모바일 장치에서의 전체 텍스트 검색?

https://stackoverflow.com/questions/276489

07-07-2019
|

문제

우리는 곧 새로운 모바일 애플리케이션 개발에 착수 할 것입니다. 이 특정 앱은 텍스트 기반 필드를 많이 검색하는 데 사용됩니다. 모바일 플랫폼에서 이러한 유형의 검색을 허용하는 데 가장 적합한 데이터베이스 엔진에 대한 그룹의 제안은 무엇입니까?

세부 사항에는 Windows Mobile 6이 포함되며 .NET Cf를 사용하겠습니다. 또한 일부 텍스트 기반 필드는 35 자에서 500 자 사이에 있습니다. 장치는 두 가지 다른 방법 인 배치와 WiFi로 작동합니다. 물론 Wi -Fi의 경우 전체 DB 엔진에 요청을 제출하고 결과를 다시 가져올 수 있습니다. 이 질문은 "배치"버전을 중심으로 장치 플래시/이동식 스토리지 카드에 정보가 장착 된 데이터베이스가 있습니다.

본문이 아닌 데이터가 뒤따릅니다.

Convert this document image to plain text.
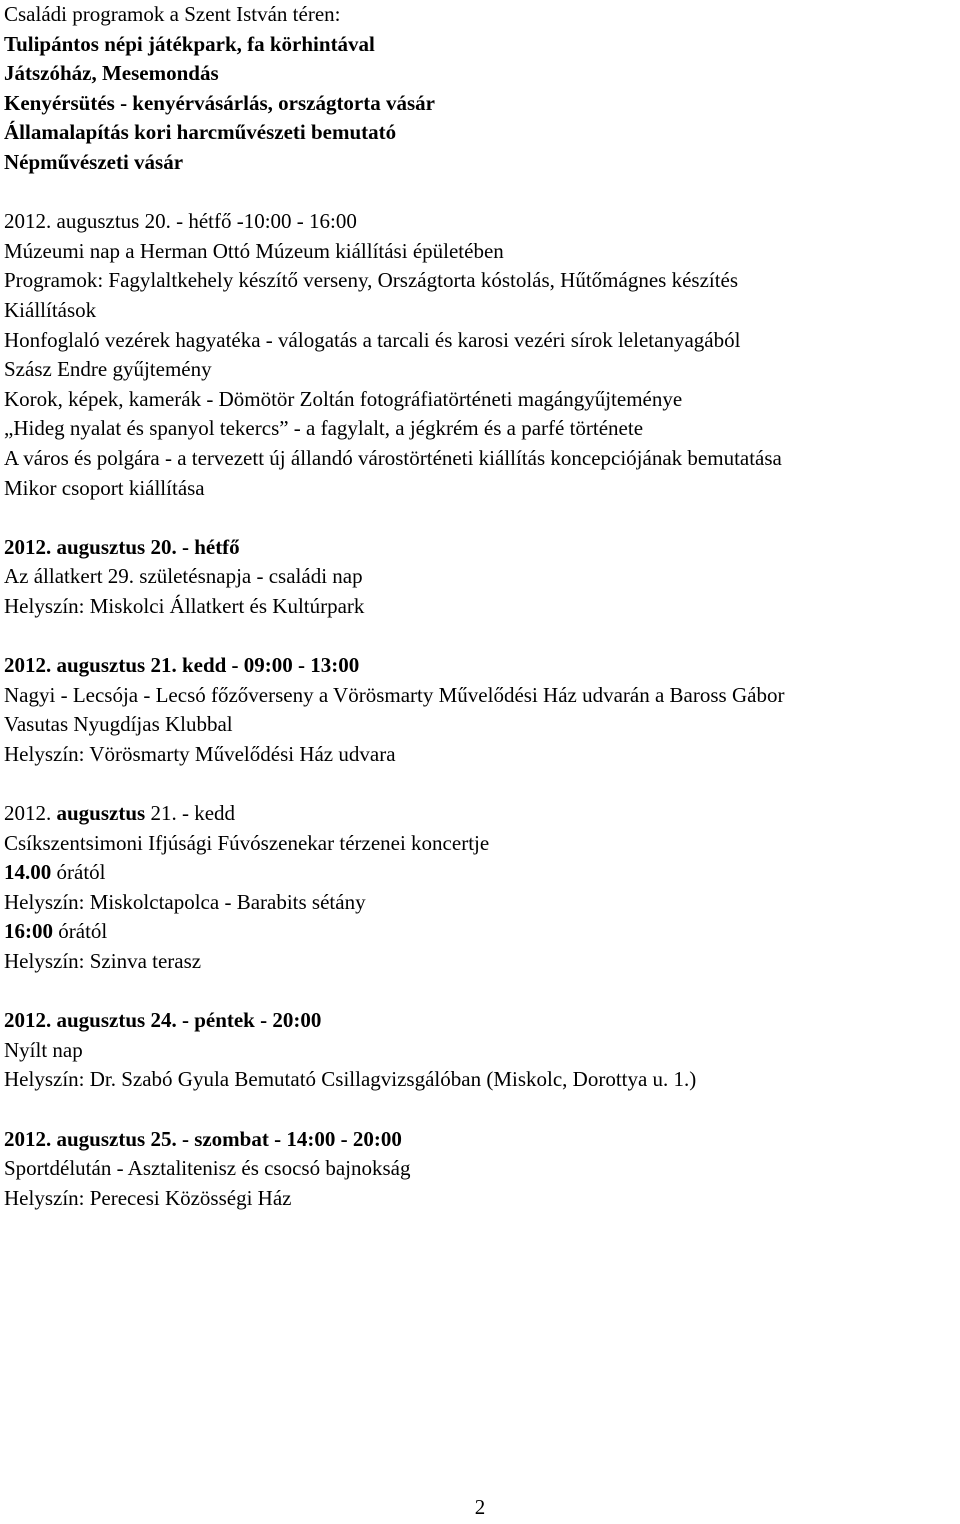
Családi programok a Szent István téren:
Tulipántos népi játékpark, fa körhintával
Játszóház, Mesemondás
Kenyérsütés - kenyérvásárlás, országtorta vásár
Államalapítás kori harcművészeti bemutató
Népművészeti vásár
2012. augusztus 20. - hétfő -10:00 - 16:00
Múzeumi nap a Herman Ottó Múzeum kiállítási épületében
Programok: Fagylaltkehely készítő verseny, Országtorta kóstolás, Hűtőmágnes készítés
Kiállítások
Honfoglaló vezérek hagyatéka - válogatás a tarcali és karosi vezéri sírok leletanyagából
Szász Endre gyűjtemény
Korok, képek, kamerák - Dömötör Zoltán fotográfiatörténeti magángyűjteménye
„Hideg nyalat és spanyol tekercs” - a fagylalt, a jégkrém és a parfé története
A város és polgára - a tervezett új állandó várostörténeti kiállítás koncepciójának bemutatása
Mikor csoport kiállítása
2012. augusztus 20. - hétfő
Az állatkert 29. születésnapja - családi nap
Helyszín: Miskolci Állatkert és Kultúrpark
2012. augusztus 21. kedd - 09:00 - 13:00
Nagyi - Lecsója - Lecsó főzőverseny a Vörösmarty Művelődési Ház udvarán a Baross Gábor
Vasutas Nyugdíjas Klubbal
Helyszín: Vörösmarty Művelődési Ház udvara
2012. augusztus 21. - kedd
Csíkszentsimoni Ifjúsági Fúvószenekar térzenei koncertje
14.00 órától
Helyszín: Miskolctapolca - Barabits sétány
16:00 órától
Helyszín: Szinva terasz
2012. augusztus 24. - péntek - 20:00
Nyílt nap
Helyszín: Dr. Szabó Gyula Bemutató Csillagvizsgálóban (Miskolc, Dorottya u. 1.)
2012. augusztus 25. - szombat - 14:00 - 20:00
Sportdélután - Asztalitenisz és csocsó bajnokság
Helyszín: Perecesi Közösségi Ház
2
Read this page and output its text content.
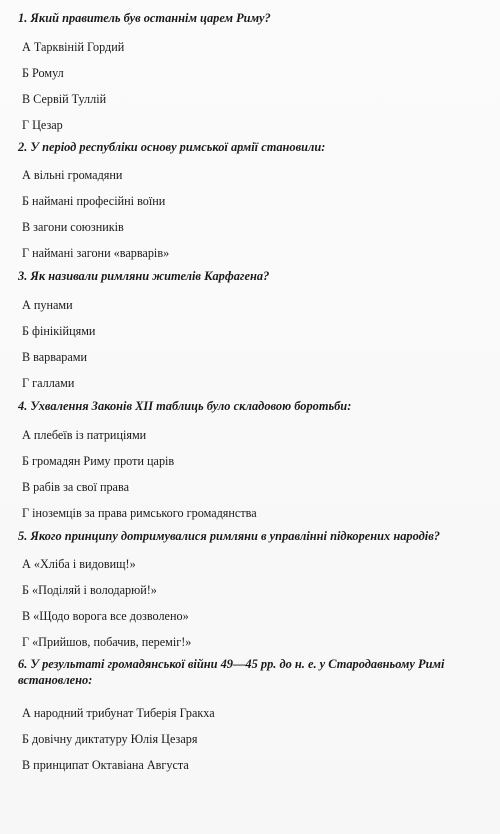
1. Який правитель був останнім царем Риму?
А Тарквіній Гордий
Б Ромул
В Сервій Туллій
Г Цезар
2. У період республіки основу римської армії становили:
А вільні громадяни
Б наймані професійні воїни
В загони союзників
Г наймані загони «варварів»
3. Як називали римляни жителів Карфагена?
А пунами
Б фінікійцями
В варварами
Г галлами
4. Ухвалення Законів XII таблиць було складовою боротьби:
А плебеїв із патриціями
Б громадян Риму проти царів
В рабів за свої права
Г іноземців за права римського громадянства
5. Якого принципу дотримувалися римляни в управлінні підкорених народів?
А «Хліба і видовищ!»
Б «Поділяй і володарюй!»
В «Щодо ворога все дозволено»
Г «Прийшов, побачив, переміг!»
6. У результаті громадянської війни 49—45 рр. до н. е. у Стародавньому Римі встановлено:
А народний трибунат Тиберія Гракха
Б довічну диктатуру Юлія Цезаря
В принципат Октавіана Августа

어쨌든, 나는 SQLCE에 몇 가지 기본 색인이 있다는 것을 알고 있지만 모바일 플랫폼에서 사용할 수없는 풀 블로우 버전을 얻을 때까지 실제 "전체 텍스트"스타일 인덱스에 들어 가지 않습니다.

데이터가 어떻게 보이는지에 대한 예입니다.

"앞치마 목수 조절 가능한 가죽 컨테이너 포켓 허리 하드웨어 벨트" 기타 등

나는 다른 특정 옵션의 평가를받지 못했습니다. 나는 특정 길을 지적하기 위해이 그룹의 경험을 활용할 것이라고 생각합니다.

제안/팁이 있습니까?

해결책

최근에 나는 같은 문제가있었습니다. 여기에 내가 한 일은 다음과 같습니다.

나는 각 객체에 대한 ID와 텍스트 만 보유하는 클래스를 만들었습니다 (내 경우에는 SKU (항목 번호)와 설명이라고합니다). 이것은 검색에만 사용되므로 메모리를 적게 사용하는 작은 객체를 만듭니다. 경기를 찾은 후에도 여전히 데이터베이스에서 본격적인 객체를 가져갑니다.

public class SmallItem
{
    private int _sku;
    public int Sku
    {
        get { return _sku; }
        set { _sku = value; }
    }

    // Size of max description size + 1 for null terminator.
    private char[] _description = new char[36];
    public char[] Description
    {
        get { return _description; }
        set { _description = value; }
    }

    public SmallItem()
    {
    }
}

이 클래스가 만들어지면이 객체의 배열 (실제로 내 목록을 사용했습니다)을 만들고 응용 프로그램 전체에서 검색하는 데 사용할 수 있습니다. 이 목록의 초기화에는 약간의 시간이 걸리지 만 시작시 이에 대해 걱정하면됩니다. 기본적으로 데이터베이스에서 쿼리를 실행 하고이 목록을 작성하는 데 필요한 데이터를 가져옵니다.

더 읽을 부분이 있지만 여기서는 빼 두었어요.